RPKI and route origin validation

RPKI (Resource Public Key Infrastructure) is the cryptographic framework for validating that an AS is authorized to originate a given IP prefix. Network operators create Route Origin Authorizations (ROAs) — signed records that specify which ASN is allowed to announce which prefix. Routers with RPKI-enabled validation can mark received routes as Valid, Invalid, or Not Found. An Invalid route (wrong AS announcing a prefix) can be dropped — this is what stops BGP hijack attacks where a rogue AS announces someone else's prefix. RPKI adoption has grown significantly since 2019 but remains incomplete across the global routing table.

Real-world BGP incidents

BGP's trust model — any AS can announce any prefix — has caused large outages. In 2010, China Telecom briefly announced routes for 50,000+ prefixes including those belonging to US government agencies, redirecting global traffic through Chinese infrastructure.

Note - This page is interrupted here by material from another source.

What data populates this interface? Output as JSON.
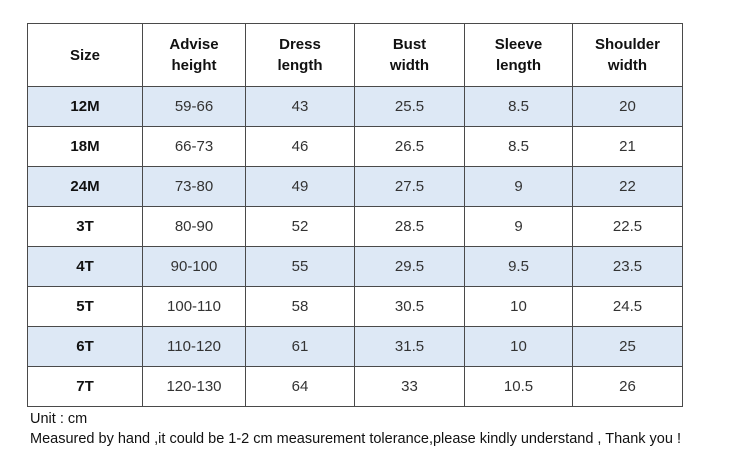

In 2019, a misconfigured small ISP in Pennsylvania leaked routes learned from Verizon to Cloudflare and others, causing widespread outages because Verizon accepted the leak without filtering. In 2021, Facebook's own BGP withdrawal of its prefixes — caused by a configuration change that removed its own routes — made Facebook, Instagram, and WhatsApp unreachable globally for six hours. These incidents illustrate that BGP's correctness depends entirely on operators filtering, validating, and testing route changes carefully.

What BGP Means for Speed Tests

Your speed test does not only measure your access link. It also depends on the path between your ISP and the test server. BGP routing can decide whether that path stays local, crosses a congested transit provider, takes a long geographic detour, or lands on a nearby CDN or anycast node.

Frequently Asked Questions

What does BGP stand for?

BGP stands for Border Gateway Protocol. It is the inter-domain routing protocol used by autonomous systems to exchange reachability information on the internet.

Does home internet use BGP?

Most home routers do not run BGP. Your ISP uses BGP upstream to exchange routes with other networks, and your home traffic follows the paths those networks select.

Why can a BGP problem break websites?

If a network withdraws, leaks, or incorrectly announces routes, other networks may not know how to reach the affected IP prefixes or may send traffic to the wrong place.